Solidarity-People Before Profit Bill to go before Dáil

People Before Profit TD Richard Boyd Barrett: ‘We have to keep 80 per cent of all known fossil fuels in the ground if we are to have any chance of fighting climate change.’  File Photograph: Reuters

A move to ban the issuing of fossil fuel exploration licences in Ireland features in a proposed Bill to be put before the Dáil by Solidarity-People Before Profit.

The Bill’s backers hope the level of cross-party support achieved last year, which resulted in a ban on fracking in Ireland, will be secured for their proposed legislation.

The Petroleum and Other Minerals Development (Amendment) Climate Emergency Measures Bill 2018 is due to be debated during Private Members Time on Wednesday.

Labour and Green Party TDs have indicated they will support it, while there has been no formal response from Fine Gael. Fianna Fáil, in a tweet from Deputy Timmy Dooley, said it would support the Bill.

The Bill would categorise current atmospheric levels of CO2 as “an emergency” and on that basis call on the Government not to issue any new fossil fuel exploration licences – France, Costa Rica and Belize have already implemented similar measures.

At a press briefing, People Before Profit TD Richard Boyd Barrett, said: “We have to keep 80 per cent of all known fossil fuels in the ground if we are to have any chance of fighting climate change.”

Their “pretty simple and modest” Bill would mandate the Government to stop issuing new licences while carbon in the atmosphere registers over 350 parts per million and would declare “a climate emergency”, necessitating an appropriate response. “Currently, there is over 400ppm in the earth’s atmosphere,” he added.

Threat to people now

Mr Boyd Barrett said the Bill, drawn up by TD Brid Smith, was in line with the Government’s stated position on national adaptation to climate change, its national mitigation plan, its “transition objective” in reducing greenhouse gas emissions and “support in principle, if not practice for the Paris Climate accord”.

While its response on climate to date was “more rhetorical than practical”, with special pleading in Europe on agriculture, supporting the bill would resonate hugely in an international context, he said.

Solidarity TD Paul Murphy, said: “Climate change is not something for future generations to worry about.

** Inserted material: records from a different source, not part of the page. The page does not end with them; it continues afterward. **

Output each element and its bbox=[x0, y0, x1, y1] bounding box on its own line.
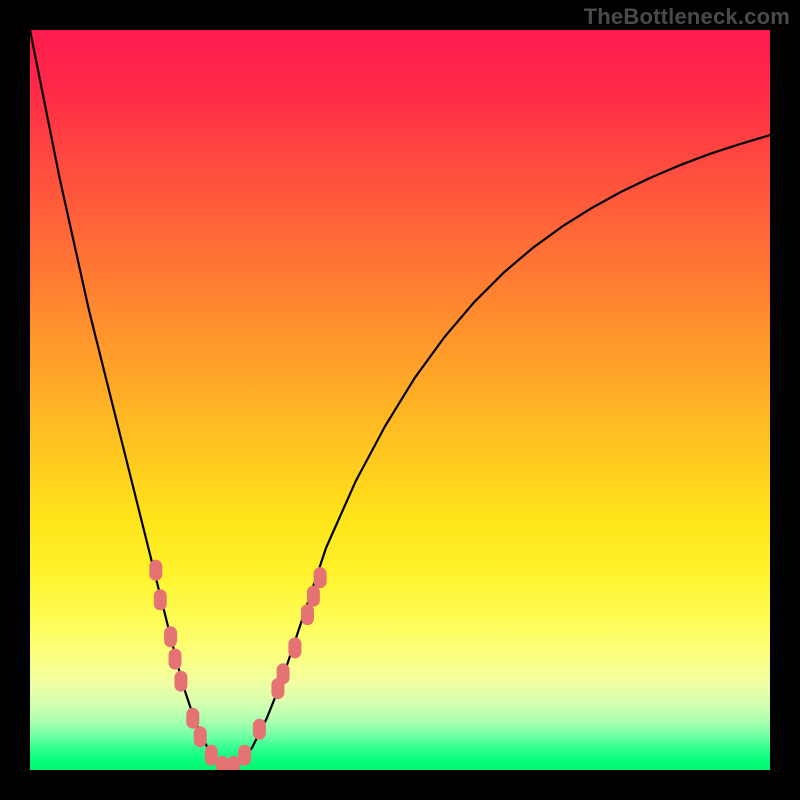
curve-marker bbox=[169, 649, 181, 669]
curve-marker bbox=[194, 727, 206, 747]
curve-marker bbox=[154, 590, 166, 610]
curve-marker bbox=[302, 605, 314, 625]
bottleneck-curve bbox=[30, 30, 770, 770]
chart-overlay bbox=[30, 30, 770, 770]
watermark-text: TheBottleneck.com bbox=[584, 4, 790, 30]
curve-marker bbox=[228, 756, 240, 770]
curve-marker bbox=[165, 627, 177, 647]
plot-area bbox=[30, 30, 770, 770]
curve-marker bbox=[289, 638, 301, 658]
curve-marker bbox=[253, 719, 265, 739]
curve-marker bbox=[205, 745, 217, 765]
curve-marker bbox=[216, 756, 228, 770]
curve-marker bbox=[187, 708, 199, 728]
curve-marker bbox=[150, 560, 162, 580]
curve-markers bbox=[150, 560, 326, 770]
curve-marker bbox=[175, 671, 187, 691]
curve-marker bbox=[307, 586, 319, 606]
curve-marker bbox=[239, 745, 251, 765]
curve-marker bbox=[277, 664, 289, 684]
chart-frame: TheBottleneck.com bbox=[0, 0, 800, 800]
curve-marker bbox=[314, 568, 326, 588]
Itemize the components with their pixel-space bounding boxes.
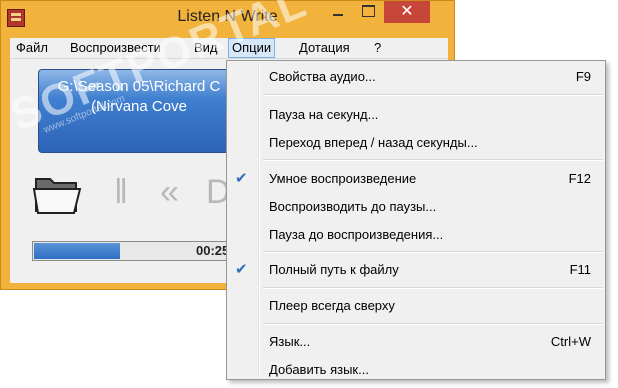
menu-separator [263,251,603,253]
menu-item-label: Плеер всегда сверху [269,298,395,313]
menu-item-label: Переход вперед / назад секунды... [269,135,478,150]
menu-item-shortcut: Ctrl+W [550,334,591,349]
open-folder-icon[interactable] [32,171,82,217]
menu-view[interactable]: Вид [194,40,218,55]
rewind-icon[interactable]: « [160,175,179,209]
menu-item-smart-playback[interactable]: ✔ Умное воспроизведение F12 [227,167,605,191]
menu-item-label: Пауза на секунд... [269,107,379,122]
menu-item-jump-seconds[interactable]: Переход вперед / назад секунды... [227,131,605,155]
menu-item-pause-until-play[interactable]: Пауза до воспроизведения... [227,223,605,247]
menu-separator [263,323,603,325]
menu-separator [263,94,603,96]
menu-help[interactable]: ? [374,40,381,55]
checkmark-icon: ✔ [235,261,248,278]
menu-item-label: Добавить язык... [269,362,369,377]
elapsed-time: 00:25 [196,243,230,258]
menu-play[interactable]: Воспроизвести [70,40,161,55]
pause-icon[interactable]: ‖ [114,175,128,209]
menu-item-full-path[interactable]: ✔ Полный путь к файлу F11 [227,258,605,282]
track-display: G:\Season 05\Richard C (Nirvana Cove [38,69,240,153]
menu-item-language[interactable]: Язык... Ctrl+W [227,330,605,354]
menu-item-label: Язык... [269,334,311,349]
close-button[interactable]: ✕ [384,1,430,23]
progress-fill [34,243,120,259]
menu-item-shortcut: F9 [575,69,591,84]
menu-item-label: Полный путь к файлу [269,262,399,277]
menu-separator [263,159,603,161]
menu-item-play-until-pause[interactable]: Воспроизводить до паузы... [227,195,605,219]
minimize-button[interactable] [324,1,351,23]
menu-item-shortcut: F11 [569,262,591,277]
menu-item-always-on-top[interactable]: Плеер всегда сверху [227,294,605,318]
menu-separator [263,287,603,289]
menu-item-pause-seconds[interactable]: Пауза на секунд... [227,103,605,127]
menu-item-label: Свойства аудио... [269,69,376,84]
menu-item-label: Воспроизводить до паузы... [269,199,437,214]
menu-item-shortcut: F12 [568,171,591,186]
checkmark-icon: ✔ [235,170,248,187]
menu-options[interactable]: Опции [228,38,276,58]
menu-file[interactable]: Файл [16,40,48,55]
menu-item-label: Умное воспроизведение [269,171,417,186]
maximize-button[interactable] [354,1,381,23]
menu-item-label: Пауза до воспроизведения... [269,227,444,242]
menu-item-audio-properties[interactable]: Свойства аудио... F9 [227,65,605,89]
track-title: (Nirvana Cove [91,98,187,115]
track-path: G:\Season 05\Richard C [57,78,221,95]
options-dropdown-menu: Свойства аудио... F9 Пауза на секунд... … [226,60,606,380]
menu-bar: Файл Воспроизвести Вид Опции Дотация ? [10,38,448,59]
menu-item-add-language[interactable]: Добавить язык... [227,358,605,382]
title-bar[interactable]: Listen N Write ✕ [1,1,454,35]
menu-donation[interactable]: Дотация [299,40,350,55]
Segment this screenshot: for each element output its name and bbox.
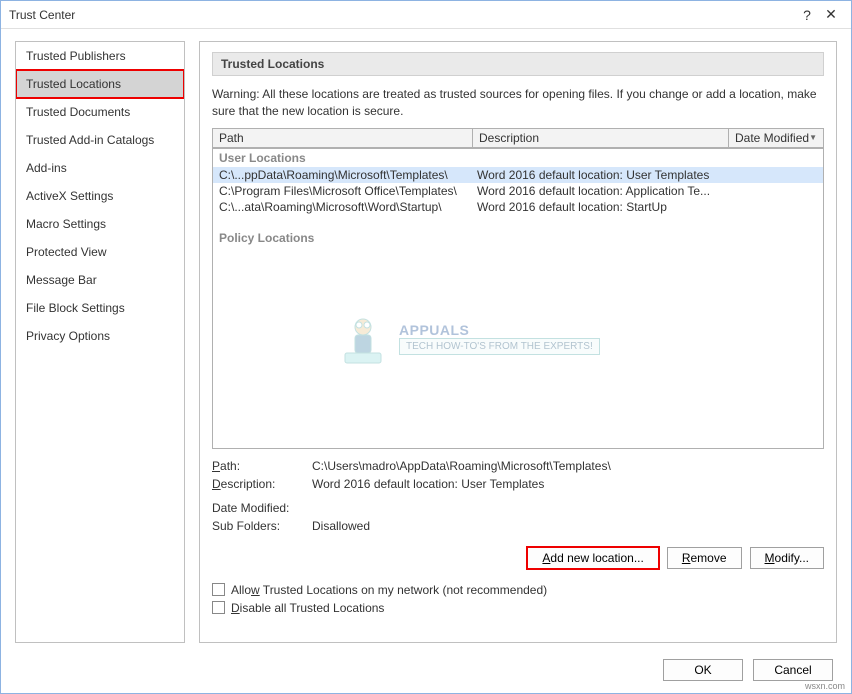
detail-description-label: Description:	[212, 477, 312, 491]
detail-path-label: Path:	[212, 459, 312, 473]
cell-description: Word 2016 default location: User Templat…	[477, 168, 817, 182]
close-button[interactable]: ✕	[819, 6, 843, 23]
watermark-tag: TECH HOW-TO'S FROM THE EXPERTS!	[399, 338, 600, 355]
attribution: wsxn.com	[805, 681, 845, 691]
allow-network-row: Allow Trusted Locations on my network (n…	[212, 583, 824, 597]
allow-network-checkbox[interactable]	[212, 583, 225, 596]
sidebar-item-message-bar[interactable]: Message Bar	[16, 266, 184, 294]
ok-button[interactable]: OK	[663, 659, 743, 681]
disable-all-row: Disable all Trusted Locations	[212, 601, 824, 615]
chevron-down-icon: ▼	[809, 133, 817, 142]
watermark-brand: APPUALS	[399, 322, 600, 338]
sidebar-item-activex-settings[interactable]: ActiveX Settings	[16, 182, 184, 210]
locations-list: User Locations C:\...ppData\Roaming\Micr…	[212, 149, 824, 449]
disable-all-label: Disable all Trusted Locations	[231, 601, 384, 615]
cell-description: Word 2016 default location: Application …	[477, 184, 817, 198]
dialog-title: Trust Center	[9, 8, 795, 22]
location-buttons: Add new location... Remove Modify...	[212, 547, 824, 569]
main-panel: Trusted Locations Warning: All these loc…	[199, 41, 837, 643]
table-row[interactable]: C:\...ata\Roaming\Microsoft\Word\Startup…	[213, 199, 823, 215]
sidebar-item-trusted-addin-catalogs[interactable]: Trusted Add-in Catalogs	[16, 126, 184, 154]
sidebar-item-macro-settings[interactable]: Macro Settings	[16, 210, 184, 238]
table-row[interactable]: C:\...ppData\Roaming\Microsoft\Templates…	[213, 167, 823, 183]
cell-path: C:\...ata\Roaming\Microsoft\Word\Startup…	[219, 200, 477, 214]
detail-date-label: Date Modified:	[212, 501, 312, 515]
table-row[interactable]: C:\Program Files\Microsoft Office\Templa…	[213, 183, 823, 199]
sidebar: Trusted Publishers Trusted Locations Tru…	[15, 41, 185, 643]
sidebar-item-file-block-settings[interactable]: File Block Settings	[16, 294, 184, 322]
col-header-path[interactable]: Path	[213, 129, 473, 147]
details-panel: Path: C:\Users\madro\AppData\Roaming\Mic…	[212, 459, 824, 537]
section-header: Trusted Locations	[212, 52, 824, 76]
group-policy-locations: Policy Locations	[213, 229, 823, 247]
sidebar-item-trusted-locations[interactable]: Trusted Locations	[16, 70, 184, 98]
table-header: Path Description Date Modified ▼	[213, 129, 823, 148]
col-header-description[interactable]: Description	[473, 129, 729, 147]
help-button[interactable]: ?	[795, 7, 819, 23]
sidebar-item-trusted-publishers[interactable]: Trusted Publishers	[16, 42, 184, 70]
titlebar: Trust Center ? ✕	[1, 1, 851, 29]
mascot-icon	[333, 309, 393, 369]
cancel-button[interactable]: Cancel	[753, 659, 833, 681]
trust-center-dialog: Trust Center ? ✕ Trusted Publishers Trus…	[0, 0, 852, 694]
cell-path: C:\Program Files\Microsoft Office\Templa…	[219, 184, 477, 198]
col-header-date-modified[interactable]: Date Modified ▼	[729, 129, 823, 147]
allow-network-label: Allow Trusted Locations on my network (n…	[231, 583, 547, 597]
warning-text: Warning: All these locations are treated…	[212, 86, 824, 120]
modify-button[interactable]: Modify...	[750, 547, 824, 569]
sidebar-item-privacy-options[interactable]: Privacy Options	[16, 322, 184, 350]
sidebar-item-protected-view[interactable]: Protected View	[16, 238, 184, 266]
detail-subfolders-value: Disallowed	[312, 519, 370, 533]
sidebar-item-add-ins[interactable]: Add-ins	[16, 154, 184, 182]
disable-all-checkbox[interactable]	[212, 601, 225, 614]
sidebar-item-trusted-documents[interactable]: Trusted Documents	[16, 98, 184, 126]
group-user-locations: User Locations	[213, 149, 823, 167]
locations-table: Path Description Date Modified ▼	[212, 128, 824, 149]
col-header-date-label: Date Modified	[735, 131, 809, 145]
detail-path-value: C:\Users\madro\AppData\Roaming\Microsoft…	[312, 459, 611, 473]
content-area: Trusted Publishers Trusted Locations Tru…	[15, 41, 837, 643]
detail-description-value: Word 2016 default location: User Templat…	[312, 477, 544, 491]
watermark: APPUALS TECH HOW-TO'S FROM THE EXPERTS!	[333, 309, 600, 369]
detail-subfolders-label: Sub Folders:	[212, 519, 312, 533]
cell-path: C:\...ppData\Roaming\Microsoft\Templates…	[219, 168, 477, 182]
remove-button[interactable]: Remove	[667, 547, 742, 569]
add-new-location-button[interactable]: Add new location...	[527, 547, 658, 569]
dialog-footer: OK Cancel	[663, 659, 833, 681]
cell-description: Word 2016 default location: StartUp	[477, 200, 817, 214]
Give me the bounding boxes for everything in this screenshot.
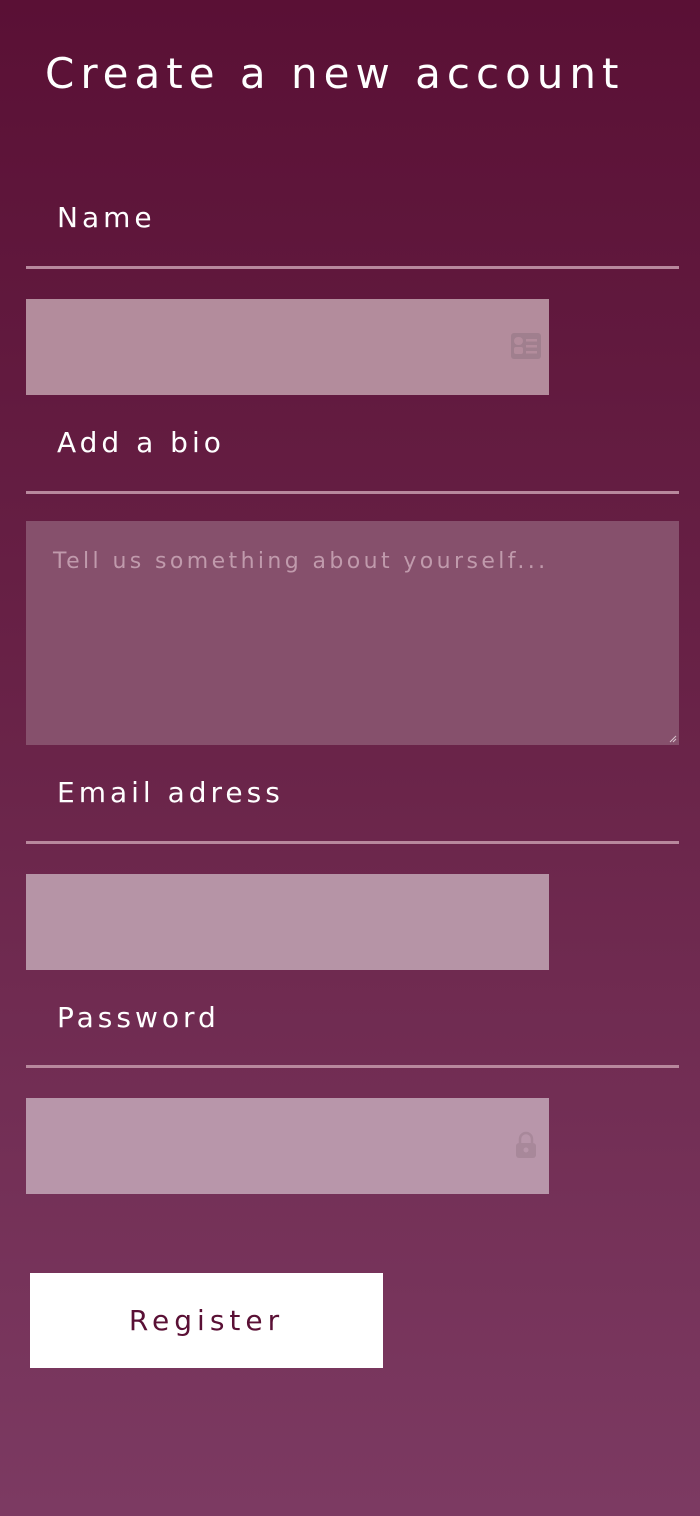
password-input[interactable] [26,1098,549,1194]
registration-page: { "title": "Create a new account", "form… [0,0,700,1516]
email-input[interactable] [26,874,549,970]
password-divider [26,1065,679,1068]
resize-handle-icon[interactable] [669,735,677,743]
name-input[interactable] [26,299,549,395]
bio-placeholder: Tell us something about yourself... [53,549,549,574]
page-title: Create a new account [45,49,625,98]
email-divider [26,841,679,844]
password-label: Password [57,1001,220,1034]
lock-icon [516,1131,536,1158]
email-label: Email adress [57,776,284,809]
name-label: Name [57,201,156,234]
register-button-label: Register [128,1304,285,1337]
bio-textarea[interactable]: Tell us something about yourself... [26,521,679,745]
id-card-icon [511,333,541,359]
bio-label: Add a bio [57,426,225,459]
bio-divider [26,491,679,494]
name-divider [26,266,679,269]
register-button[interactable]: Register [30,1273,383,1368]
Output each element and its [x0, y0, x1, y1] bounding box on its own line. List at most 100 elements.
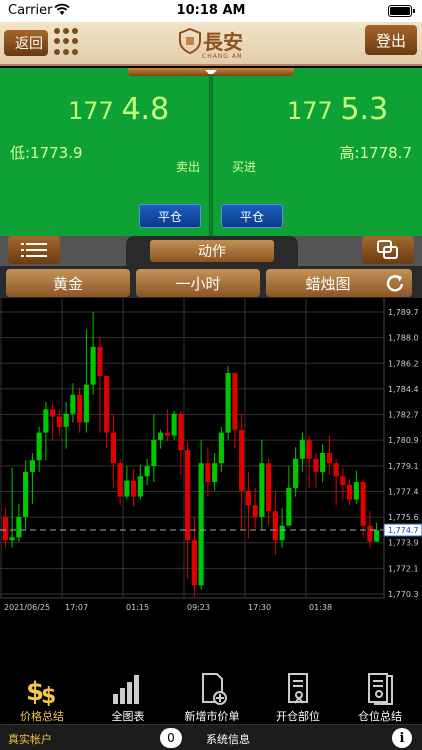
candle-down	[2, 516, 8, 541]
menu-grid-icon[interactable]	[54, 28, 82, 56]
symbol-selector[interactable]: 黄金	[6, 269, 130, 297]
y-tick-label: 1,777.4	[388, 487, 419, 496]
sell-price-prefix: 177	[68, 97, 114, 125]
tab-open-positions[interactable]: 开仓部位	[256, 668, 340, 724]
candle-down	[164, 432, 170, 436]
candle-down	[266, 463, 272, 512]
list-button[interactable]	[8, 236, 60, 264]
candle-up	[259, 463, 265, 517]
candle-up	[320, 453, 326, 472]
account-status-bar: 真实帐户 0 系统信息 i	[0, 724, 422, 750]
candle-down	[117, 463, 123, 497]
svg-text:$: $	[41, 684, 56, 706]
refresh-icon	[386, 275, 404, 292]
new-order-icon	[202, 673, 227, 705]
buy-price[interactable]: 177 5.3	[287, 92, 388, 127]
candle-down	[77, 394, 83, 423]
candle-up	[225, 373, 231, 433]
candle-up	[279, 525, 285, 541]
candle-down	[360, 482, 366, 526]
candle-down	[313, 458, 319, 472]
list-icon	[21, 243, 47, 257]
status-bar: Carrier 10:18 AM	[0, 0, 422, 22]
y-tick-label: 1,772.1	[388, 564, 419, 573]
candle-down	[97, 346, 103, 376]
tab-full-chart-label: 全图表	[111, 710, 145, 723]
y-tick-label: 1,788.0	[388, 334, 419, 343]
refresh-button[interactable]	[378, 269, 412, 297]
candle-up	[137, 476, 143, 497]
sell-label: 卖出	[176, 160, 201, 174]
system-info-label[interactable]: 系统信息	[206, 731, 250, 747]
x-tick-label: 01:15	[126, 603, 149, 612]
tab-full-chart[interactable]: 全图表	[86, 668, 170, 724]
tab-price-summary-label: 价格总结	[20, 710, 64, 723]
candle-down	[131, 480, 137, 497]
candle-down	[252, 505, 258, 517]
clock: 10:18 AM	[176, 3, 246, 18]
y-tick-label: 1,773.9	[388, 539, 419, 548]
candle-down	[340, 476, 346, 485]
close-position-sell-button[interactable]: 平仓	[139, 204, 201, 228]
dollar-icon: $ $	[26, 677, 56, 706]
back-button[interactable]: 返回	[4, 30, 48, 56]
candle-down	[191, 540, 197, 586]
close-position-buy-button[interactable]: 平仓	[221, 204, 283, 228]
candle-down	[56, 416, 62, 427]
quote-panel: 177 4.8 177 5.3 低:1773.9 高:1778.7 卖出 买进 …	[0, 68, 422, 236]
chart-type-selector[interactable]: 蜡烛图	[266, 269, 390, 297]
candle-up	[63, 413, 69, 427]
candle-down	[232, 373, 238, 430]
tab-price-summary[interactable]: $ $ 价格总结	[0, 668, 84, 724]
candle-up	[158, 432, 164, 440]
bottom-tab-bar: $ $ 价格总结 全图表 新增市价单 开仓部位 仓位总结	[0, 668, 422, 724]
sell-price[interactable]: 177 4.8	[68, 92, 169, 127]
tab-new-market-order-label: 新增市价单	[184, 710, 240, 723]
y-tick-label: 1,770.3	[388, 590, 419, 599]
action-tab: 动作	[126, 236, 298, 266]
info-icon[interactable]: i	[392, 728, 412, 748]
close-position-sell-label: 平仓	[157, 209, 182, 224]
candle-up	[353, 482, 359, 500]
copy-button[interactable]	[362, 236, 414, 264]
logo-subtext: CHANG AN	[202, 53, 243, 60]
tab-new-market-order[interactable]: 新增市价单	[170, 668, 254, 724]
candle-down	[50, 409, 56, 417]
message-count: 0	[167, 731, 175, 745]
candle-down	[178, 413, 184, 451]
x-tick-label: 09:23	[187, 603, 210, 612]
candle-down	[205, 463, 211, 483]
candle-down	[185, 450, 191, 541]
open-position-icon	[288, 673, 308, 704]
bar-chart-icon	[113, 675, 139, 704]
period-selector[interactable]: 一小时	[136, 269, 260, 297]
tab-position-summary[interactable]: 仓位总结	[338, 668, 422, 724]
logout-button[interactable]: 登出	[365, 25, 417, 55]
candle-up	[43, 409, 49, 433]
action-button[interactable]: 动作	[150, 240, 274, 262]
message-count-badge[interactable]: 0	[160, 728, 182, 748]
sell-price-main: 4.8	[121, 92, 170, 127]
candle-up	[218, 432, 224, 464]
chart-canvas: 1,789.7 1,788.0 1,786.2 1,784.4 1,782.7 1,780…	[0, 298, 422, 612]
candle-up	[212, 463, 218, 483]
close-position-buy-label: 平仓	[239, 209, 264, 224]
high-price: 高:1778.7	[339, 144, 412, 162]
period-selector-label: 一小时	[175, 274, 221, 293]
y-tick-label: 1,780.9	[388, 436, 419, 445]
candle-up	[171, 413, 177, 436]
candle-up	[9, 537, 15, 541]
candle-up	[198, 463, 204, 586]
candle-up	[124, 480, 130, 497]
candle-down	[306, 439, 312, 459]
candle-up	[36, 432, 42, 461]
app-header: 返回 長安 CHANG AN 登出	[0, 22, 422, 66]
chart-selector-row: 黄金 一小时 蜡烛图	[0, 266, 422, 298]
symbol-selector-label: 黄金	[52, 274, 83, 293]
position-summary-icon	[368, 673, 393, 705]
buy-price-prefix: 177	[287, 97, 333, 125]
candlestick-chart[interactable]: 1,789.7 1,788.0 1,786.2 1,784.4 1,782.7 1,780…	[0, 298, 422, 618]
candle-down	[104, 375, 110, 433]
candle-down	[110, 432, 116, 464]
account-type[interactable]: 真实帐户	[8, 731, 52, 747]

It is a threat to people now.

“If fossil fuels continue to be burnt at the current rate, we will break through the 2 degree level which was agreed at Paris. There will be an average global temperature increase of around 5 degrees.”

There was a need for massive public investment in green, renewable energies and in public transport to seriously reduce emissions and the reliance on fossil fuels, he said.

“The Irish Academy of Engineers estimates that to do this effectively would cost about €35 billion over the next 12 years. This requires major, radical action now rather than the lip service which has been paid to it so far.’’

The Bill is being supported by the Not Here, Not Anywhere campaign group; Friends of the Earth Ireland and a number of other environmental groups including An Taisce and Trócaire development agency .

Acknowledging the current ecological crisis as a climate emergency was overdue, said Ciara Barry of Not Here, Not Anywhere. “This is not something we can just sweep under the carpet, not something we can renegotiate with the EU. This is the biggest threat of our time and our political system needs to start treating it as such.”

FoE Ireland director Oisín Coghlan added: “Supporting this Bill is not a vote to flick the light switch off but to shine a light on the path to a fossil-free generation. When the Dáil banned fracking TDs promised to return to the issue of offshore drilling. Supporting this bill is a way to fulfil that promise.”